There are many different types of mistletoe. The most well-known is the Western European version, which has rounded emerald leaves and white berry clusters that can have anywhere from 2 – 6 berries. The Eastern European version can have as many as 10 berries and shorter broader leaves.
Mistletoe was used as an antidote for poisons and to treat barrenness and constipation. It has cultural significance, as some Cornish traditions made replicas of the cross out of mistletoe. There is also the act of kissing someone if you are both "under the mistletoe.”
As an alternative form of medicine in European countries, mistletoe is used to treat cancer. Mistletoe extract has been shown to kill cancer cells in test animals and to boost the immune system by increasing the number of white blood cells. It has also been shown to reduce the side effects of chemotherapy and radiation therapy and improve quality of life. There have been many studies looking at these uses, though weaknesses in these research studies have prevented mistletoe from being used in the U.S. Researchers believe it fights cancer by stopping the creation of blood vessels that help cancerous tumors grow. For this reason, mistletoe has been classified as a biological response modifier and anti-angiogenic.
Researchers believe viscotoxins, polysaccharide, and lectins are the active ingredients in mistletoe extract.

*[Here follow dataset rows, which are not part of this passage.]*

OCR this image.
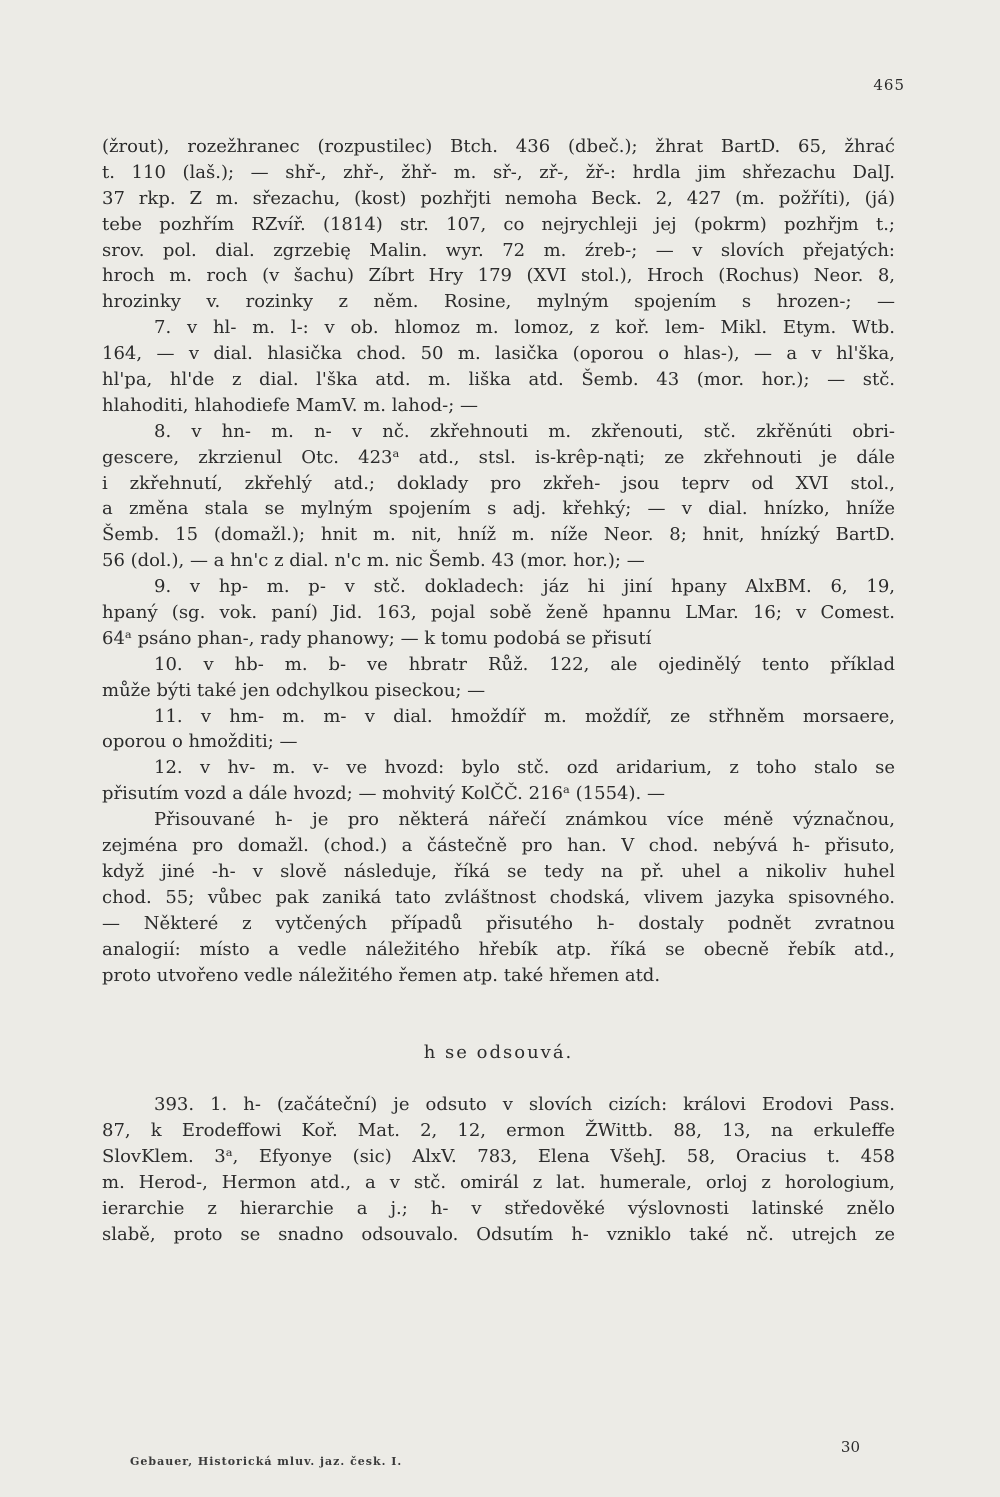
465
(žrout), rozežhranec (rozpustilec) Btch. 436 (dbeč.); žhrat BartD. 65, žhrać
t. 110 (laš.); — shř-, zhř-, žhř- m. sř-, zř-, žř-: hrdla jim shřezachu DalJ.
37 rkp. Z m. sřezachu, (kost) pozhřjti nemoha Beck. 2, 427 (m. požříti), (já)
tebe pozhřím RZvíř. (1814) str. 107, co nejrychleji jej (pokrm) pozhřjm t.;
srov. pol. dial. zgrzebię Malin. wyr. 72 m. źreb-; — v slovích přejatých:
hroch m. roch (v šachu) Zíbrt Hry 179 (XVI stol.), Hroch (Rochus) Neor. 8,
hrozinky v. rozinky z něm. Rosine, mylným spojením s hrozen-; —
7. v hl- m. l-: v ob. hlomoz m. lomoz, z koř. lem- Mikl. Etym. Wtb.
164, — v dial. hlasička chod. 50 m. lasička (oporou o hlas-), — a v hl'ška,
hl'pa, hl'de z dial. l'ška atd. m. liška atd. Šemb. 43 (mor. hor.); — stč.
hlahoditi, hlahodiefe MamV. m. lahod-; —
8. v hn- m. n- v nč. zkřehnouti m. zkřenouti, stč. zkřěnúti obri-
gescere, zkrzienul Otc. 423ᵃ atd., stsl. is-krêp-nąti; ze zkřehnouti je dále
i zkřehnutí, zkřehlý atd.; doklady pro zkřeh- jsou teprv od XVI stol.,
a změna stala se mylným spojením s adj. křehký; — v dial. hnízko, hníže
Šemb. 15 (domažl.); hnit m. nit, hníž m. níže Neor. 8; hnit, hnízký BartD.
56 (dol.), — a hn'c z dial. n'c m. nic Šemb. 43 (mor. hor.); —
9. v hp- m. p- v stč. dokladech: jáz hi jiní hpany AlxBM. 6, 19,
hpaný (sg. vok. paní) Jid. 163, pojal sobě ženě hpannu LMar. 16; v Comest.
64ᵃ psáno phan-, rady phanowy; — k tomu podobá se přisutí
10. v hb- m. b- ve hbratr Růž. 122, ale ojedinělý tento příklad
může býti také jen odchylkou piseckou; —
11. v hm- m. m- v dial. hmoždíř m. moždíř, ze střhněm morsaere,
oporou o hmožditi; —
12. v hv- m. v- ve hvozd: bylo stč. ozd aridarium, z toho stalo se
přisutím vozd a dále hvozd; — mohvitý KolČČ. 216ᵃ (1554). —
Přisouvané h- je pro některá nářečí známkou více méně význačnou,
zejména pro domažl. (chod.) a částečně pro han. V chod. nebývá h- přisuto,
když jiné -h- v slově následuje, říká se tedy na př. uhel a nikoliv huhel
chod. 55; vůbec pak zaniká tato zvláštnost chodská, vlivem jazyka spisovného.
— Některé z vytčených případů přisutého h- dostaly podnět zvratnou
analogií: místo a vedle náležitého hřebík atp. říká se obecně řebík atd.,
proto utvořeno vedle náležitého řemen atp. také hřemen atd.
h se odsouvá.
393. 1. h- (začáteční) je odsuto v slovích cizích: královi Erodovi Pass.
87, k Erodeffowi Koř. Mat. 2, 12, ermon ŽWittb. 88, 13, na erkuleffe
SlovKlem. 3ᵃ, Efyonye (sic) AlxV. 783, Elena VšehJ. 58, Oracius t. 458
m. Herod-, Hermon atd., a v stč. omirál z lat. humerale, orloj z horologium,
ierarchie z hierarchie a j.; h- v středověké výslovnosti latinské znělo
slabě, proto se snadno odsouvalo. Odsutím h- vzniklo také nč. utrejch ze
30
Gebauer, Historická mluv. jaz. česk. I.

Parts Used and Preparations Available
Mistletoe extracts depend on the species of plant used, how it is prepared, and even what time of year it is harvested. This makes study results hard to generalize. Mistletoe extracts are available in many parts of Europe and are usually given by injection under the skin. Sometimes they are given into a vein, pleural cavity, or directly into a tumor. The U.S. Food and Drug Administration (FDA) has not approved the use of mistletoe for any medical purpose in the U.S. that is not research.
Side Effects and Safety Concerns of Herbal & Nutritional Supplements
Side effects vary depending on the type of mistletoe used. Raw mistletoe leaves, branches, and berries are poisonous and should not be eaten. Mistletoe can cause stomach pain, diarrhea, low heart rate, seizures, and even death.
Purified mistletoe, which is made for injection, is considered safer. Side effects include inflammation at the injection site, headache, fever, and chills, though these are not very common. Side effects of purified mistletoe tend to be minor and not serious enough to cause concern. In rare cases, a person could be allergic and have a reaction that can cause trouble breathing, rash, redness, and low blood pressure.
You should talk to your provider about any questions you have about mistletoe.
Mistletoe extracts. National Cancer Institute. 2021.
Mistletoe from the National Center for Complementary and Alternative Medicine (NCCAM). 2020.
Grossarth-Maticek, R., Kiene, H., Baumgartner, S. M., & Ziegler, R. (2001). Use of Iscador, an extract of European mistletoe (Viscum album), in cancer treatment: prospective nonrandomized and randomized matched-pair studies nested within a cohort study. Alternative therapies in health and medicine, 7(3), 57.
Kienle, G. S., & Kiene, H. (2010). Review article: Influence of Viscum album L (European mistletoe) extracts on quality of life in cancer patients: a systematic review of controlled clinical studies. Integrative Cancer Therapies, 9(2), 142-157.
Kleijnen, J., & Knipschild, P. (1994). Mistletoe treatment for cancer review of controlled trials in humans. Phytomedicine, 1(3), 255-260.
Ostermann, T., Raak, C., & Büssing, A. (2009). Survival of cancer patients treated with mistletoe extract (Iscador): a systematic literature review. BMC cancer, 9(1), 451.